The local village church has a playable, but not especially in-tune, piano. I'm going to be playing guitar alongside this and wondered what the best approach is for my tuning?

  • 1
    This happened to me on a gig and I tuned to the out of tune piano Aug 19 '17 at 8:46

When you say 'out of tune' it could mean in with itself, but not at concert pitch, or just not in tune with itself, even.

If it's the former, then it makes sense to tune to the notes sounding on the piano - what else could happen? If it's the latter, then you need to establish if it's just some of the strings on the piano that don't match (pianos have one, two and three strings for each note, depending which notes) then it's going to sound bad by itself, and probably even worse with an 'in tune' guitar.

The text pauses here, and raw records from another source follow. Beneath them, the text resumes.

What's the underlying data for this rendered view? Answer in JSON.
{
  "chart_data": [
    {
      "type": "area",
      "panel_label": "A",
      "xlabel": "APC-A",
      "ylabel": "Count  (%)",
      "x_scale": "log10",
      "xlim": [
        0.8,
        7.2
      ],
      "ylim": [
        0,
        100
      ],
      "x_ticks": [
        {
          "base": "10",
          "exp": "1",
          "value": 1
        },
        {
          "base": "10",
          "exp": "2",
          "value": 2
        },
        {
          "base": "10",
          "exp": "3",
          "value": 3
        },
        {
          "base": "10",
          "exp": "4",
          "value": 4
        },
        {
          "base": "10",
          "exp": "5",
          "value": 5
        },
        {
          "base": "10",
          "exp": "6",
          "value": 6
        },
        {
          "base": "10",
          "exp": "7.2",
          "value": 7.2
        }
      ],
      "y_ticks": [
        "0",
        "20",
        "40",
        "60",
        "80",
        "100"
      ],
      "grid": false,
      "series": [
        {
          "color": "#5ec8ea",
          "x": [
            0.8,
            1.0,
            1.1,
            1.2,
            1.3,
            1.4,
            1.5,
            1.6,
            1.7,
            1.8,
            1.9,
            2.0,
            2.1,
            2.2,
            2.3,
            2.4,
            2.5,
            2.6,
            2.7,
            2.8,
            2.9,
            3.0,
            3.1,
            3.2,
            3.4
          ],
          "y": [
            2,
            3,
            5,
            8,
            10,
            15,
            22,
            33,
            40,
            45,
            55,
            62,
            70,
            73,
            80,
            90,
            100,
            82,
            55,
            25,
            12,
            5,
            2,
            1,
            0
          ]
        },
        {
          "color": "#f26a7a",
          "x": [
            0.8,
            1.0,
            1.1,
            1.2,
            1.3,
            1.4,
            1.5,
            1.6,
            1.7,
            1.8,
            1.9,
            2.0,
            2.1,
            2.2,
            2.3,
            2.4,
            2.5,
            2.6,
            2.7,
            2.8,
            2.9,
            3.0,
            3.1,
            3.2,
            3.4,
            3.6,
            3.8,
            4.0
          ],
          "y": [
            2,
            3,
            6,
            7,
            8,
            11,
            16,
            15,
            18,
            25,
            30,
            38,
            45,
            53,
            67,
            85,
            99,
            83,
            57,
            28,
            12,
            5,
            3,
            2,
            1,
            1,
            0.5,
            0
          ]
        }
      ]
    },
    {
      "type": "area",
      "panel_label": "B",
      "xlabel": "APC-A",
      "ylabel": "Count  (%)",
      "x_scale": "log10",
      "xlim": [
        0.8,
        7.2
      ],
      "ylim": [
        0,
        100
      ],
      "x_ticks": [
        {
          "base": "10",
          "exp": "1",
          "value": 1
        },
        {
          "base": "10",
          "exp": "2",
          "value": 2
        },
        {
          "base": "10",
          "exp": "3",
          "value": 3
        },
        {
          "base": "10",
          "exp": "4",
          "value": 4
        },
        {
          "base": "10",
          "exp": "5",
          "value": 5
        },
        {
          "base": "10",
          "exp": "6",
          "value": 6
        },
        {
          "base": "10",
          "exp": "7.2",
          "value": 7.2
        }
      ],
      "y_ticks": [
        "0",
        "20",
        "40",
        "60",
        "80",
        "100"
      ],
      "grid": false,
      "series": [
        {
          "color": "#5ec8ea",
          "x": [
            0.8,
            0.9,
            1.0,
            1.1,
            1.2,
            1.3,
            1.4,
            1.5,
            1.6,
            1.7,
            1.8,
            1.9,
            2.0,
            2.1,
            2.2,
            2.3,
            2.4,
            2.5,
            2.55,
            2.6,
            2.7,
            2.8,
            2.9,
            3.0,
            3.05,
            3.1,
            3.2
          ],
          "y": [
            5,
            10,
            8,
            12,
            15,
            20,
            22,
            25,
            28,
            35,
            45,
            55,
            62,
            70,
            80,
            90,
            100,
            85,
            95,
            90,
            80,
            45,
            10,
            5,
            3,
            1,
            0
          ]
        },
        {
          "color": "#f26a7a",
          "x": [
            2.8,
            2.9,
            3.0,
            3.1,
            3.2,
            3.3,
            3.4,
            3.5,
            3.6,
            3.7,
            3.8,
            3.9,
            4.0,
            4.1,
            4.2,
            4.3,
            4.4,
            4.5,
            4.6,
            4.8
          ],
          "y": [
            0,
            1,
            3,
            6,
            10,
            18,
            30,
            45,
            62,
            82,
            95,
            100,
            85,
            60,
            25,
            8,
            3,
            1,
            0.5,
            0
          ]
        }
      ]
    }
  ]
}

You're going to have to try it out, but best case scenario, if it sounds as bad as it probably is, is to forego the piano, or even the gig. If it's only a bit out on some notes, maybe the pianist is good enough to avoid those, or change key to use the notes that are in tune.An invidious situation to be in, but as a player (the player) you need to make a judgement call and say that it won't work, if the piano is that much out. Good luck!

  • Out of tune with itself... Not so badly but my worry is the guitar would exacerbate this
    – Mr. Boy
    Aug 19 '17 at 9:52
  • It can't make it more out of tune than it is, but it will make it sound that way! If that piano is out of tune, and guitar is in tune, it will also make the guitar sound out of tune, which effectively will be. Simple solution - I've used it many times- is not to use the piano.
    – Tim
    Aug 19 '17 at 9:57
  • The piano is actually the more important thing here...Hymns :) I was mainly wondering if I would tune one guitar string to the piano and have the guitar in tune with itself... Or tune all 6 strings directly with the corresponding piano keys as well as possible so I'm not introducing more dissonance!
    – Mr. Boy
    Aug 19 '17 at 9:59
  • Either way, I believe it will sound awful. As I said earlier, the best thing to do is try out before the day, your ears will be the best judges. You can try all the different options, but I, from past experience of these things, think that none will give a good result. And - if that piano is so important, it should be in tune, at least with itself!!
    – Tim
    Aug 19 '17 at 10:12
  • Welcome to funny village church!
    – Mr. Boy
    Aug 19 '17 at 12:03

Assuming there's no way out of this, by e.g. ditching the piano...

If it's as bad as you say, then there is no 'fix', only approximation.

Get the pianist to play chords - get him to play the hymns you'll be performing. Tune to an approximation of where the 'centre' of each chord appears to be, then to the 'centre' of those approximations.

No note will be right, but maybe less of them will be wrong enough to be painful.

Don't, whatever you do, try to tune one string to one note on the piano - that is going to be a recipe for disaster.


Certainly don't attempt to follow the 'out-of-tuneness' of specific notes. Find the overall average pitch of the piano and tune up or down (probably down) to it. Strum along, make a joyful noise and don't be too critical!